With President Romney’s chances fading in the aftermath of gaffes, furniture upstagings, and a frustratingly inept voter suppression effort, campaign advisors feel the safest route to securing the crucial swing state of Ohio is simply to devour it.
Moderates within the party suggested just having Christie bellow Ohio into submission, but top officials decided the more prudent political course was to harness the proven gorging potential of the GOP’s two most powerful eaters.
Attempting to woo voters with heroic feats of gluttony may seem a risky move with President Romney preparing for this week’s debates, but many insiders believe it will be a welcome distraction from the President’s almost inevitable stream of half-truths, sour humor, and divisive rhetoric.
Polls show the President continues to have difficulty connecting with many working Americans, so Republican operatives hope that incorporating obesity and binge-eating into the campaign language will put him more in touch with his core constituency.
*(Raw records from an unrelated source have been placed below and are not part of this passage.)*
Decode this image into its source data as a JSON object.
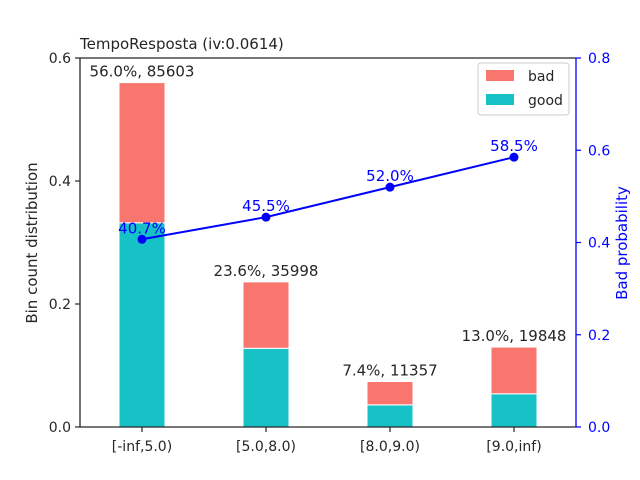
{
  "chart_data": {
    "type": "bar",
    "title": "TempoResposta  (iv:0.0614)",
    "xlabel": "",
    "ylabel": "Bin count distribution",
    "ylabel_right": "Bad probability",
    "categories": [
      "[-inf,5.0)",
      "[5.0,8.0)",
      "[8.0,9.0)",
      "[9.0,inf)"
    ],
    "ylim": [
      0,
      0.6
    ],
    "ylim_right": [
      0,
      0.8
    ],
    "yticks": [
      "0.0",
      "0.2",
      "0.4",
      "0.6"
    ],
    "yticks_right": [
      "0.0",
      "0.2",
      "0.4",
      "0.6",
      "0.8"
    ],
    "series": [
      {
        "name": "good",
        "color": "#17c2c7",
        "values": [
          0.332,
          0.128,
          0.036,
          0.054
        ]
      },
      {
        "name": "bad",
        "color": "#f8766d",
        "values": [
          0.228,
          0.108,
          0.038,
          0.076
        ]
      }
    ],
    "bad_probability": [
      0.407,
      0.455,
      0.52,
      0.585
    ],
    "bar_labels": [
      "56.0%, 85603",
      "23.6%, 35998",
      "7.4%, 11357",
      "13.0%, 19848"
    ],
    "prob_labels": [
      "40.7%",
      "45.5%",
      "52.0%",
      "58.5%"
    ],
    "line_color": "#0000ff",
    "legend_position": "top-right",
    "legend": [
      "bad",
      "good"
    ],
    "grid": false
  }
}
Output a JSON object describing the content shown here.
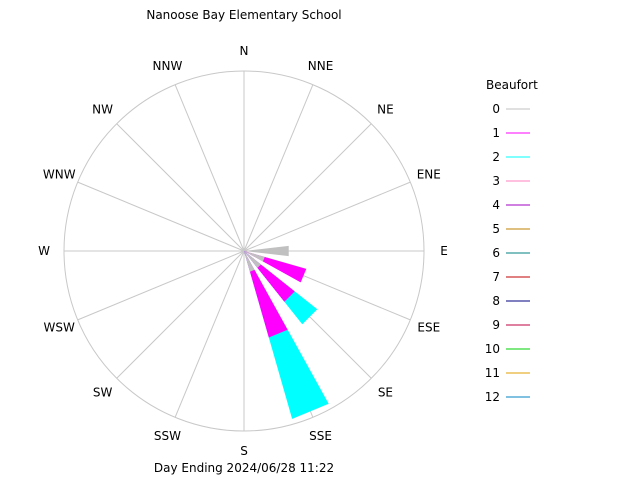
{
  "chart_data": {
    "type": "wind-rose",
    "title": "Nanoose Bay Elementary School",
    "footer": "Day Ending 2024/06/28 11:22",
    "directions": [
      "N",
      "NNE",
      "NE",
      "ENE",
      "E",
      "ESE",
      "SE",
      "SSE",
      "S",
      "SSW",
      "SW",
      "WSW",
      "W",
      "WNW",
      "NW",
      "NNW"
    ],
    "grid": true,
    "legend_position": "right",
    "legend": {
      "title": "Beaufort",
      "items": [
        {
          "label": "0",
          "color": "#c0c0c0"
        },
        {
          "label": "1",
          "color": "#ff00ff"
        },
        {
          "label": "2",
          "color": "#00ffff"
        },
        {
          "label": "3",
          "color": "#ff80c0"
        },
        {
          "label": "4",
          "color": "#a000c0"
        },
        {
          "label": "5",
          "color": "#c08000"
        },
        {
          "label": "6",
          "color": "#008080"
        },
        {
          "label": "7",
          "color": "#c00000"
        },
        {
          "label": "8",
          "color": "#000080"
        },
        {
          "label": "9",
          "color": "#c00040"
        },
        {
          "label": "10",
          "color": "#00d000"
        },
        {
          "label": "11",
          "color": "#e0a000"
        },
        {
          "label": "12",
          "color": "#0080c0"
        }
      ]
    },
    "series": [
      {
        "direction": "E",
        "bands": [
          {
            "beaufort": "0",
            "value": 0.25
          }
        ]
      },
      {
        "direction": "ESE",
        "bands": [
          {
            "beaufort": "0",
            "value": 0.12
          },
          {
            "beaufort": "1",
            "value": 0.36
          }
        ]
      },
      {
        "direction": "SE",
        "bands": [
          {
            "beaufort": "0",
            "value": 0.12
          },
          {
            "beaufort": "1",
            "value": 0.36
          },
          {
            "beaufort": "2",
            "value": 0.52
          }
        ]
      },
      {
        "direction": "SSE",
        "bands": [
          {
            "beaufort": "0",
            "value": 0.12
          },
          {
            "beaufort": "1",
            "value": 0.5
          },
          {
            "beaufort": "2",
            "value": 0.97
          }
        ]
      }
    ]
  }
}
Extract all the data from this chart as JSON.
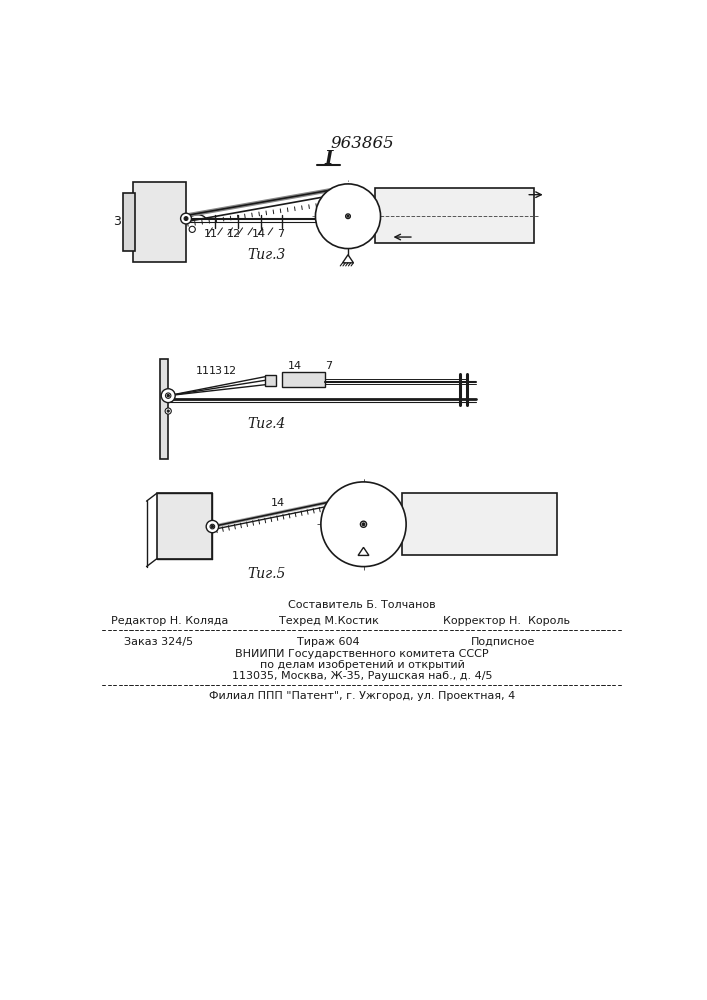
{
  "patent_number": "963865",
  "fig3_label": "Τиг.3",
  "fig4_label": "Τиг.4",
  "fig5_label": "Τиг.5",
  "footer_line1_left": "Редактор Н. Коляда",
  "footer_line1_center": "Техред М.Костик",
  "footer_line1_right": "Корректор Н.  Король",
  "footer_sostavitel": "Составитель Б. Толчанов",
  "footer_zakaz": "Заказ 324/5",
  "footer_tirazh": "Тираж 604",
  "footer_podpisnoe": "Подписное",
  "footer_vniip1": "ВНИИПИ Государственного комитета СССР",
  "footer_vniip2": "по делам изобретений и открытий",
  "footer_addr": "113035, Москва, Ж-35, Раушская наб., д. 4/5",
  "footer_filial": "Филиал ППП \"Патент\", г. Ужгород, ул. Проектная, 4",
  "bg_color": "#ffffff",
  "line_color": "#1a1a1a"
}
Ironically, Huckabee earlier had succumbed to “healthy eating” propaganda, even authoring a popular weight-loss book, but came to realize that his political fortunes were closely tied with his ability to devour his opponents. Since returning to his former robust profile, he reports “I feel like crap, and I can barely make it up a flight of stairs. But if living on Twinkies and Mars Bars is the price for a healthy America, it’s a sacrifice I’m making.”
As of Saturday evening, Christie and Huckabee successfully had consumed Cuyahoga, Hamilton, and Franklin counties. Less Democratic-intensive rural areas will follow after a palate-cleansing cucumber granita.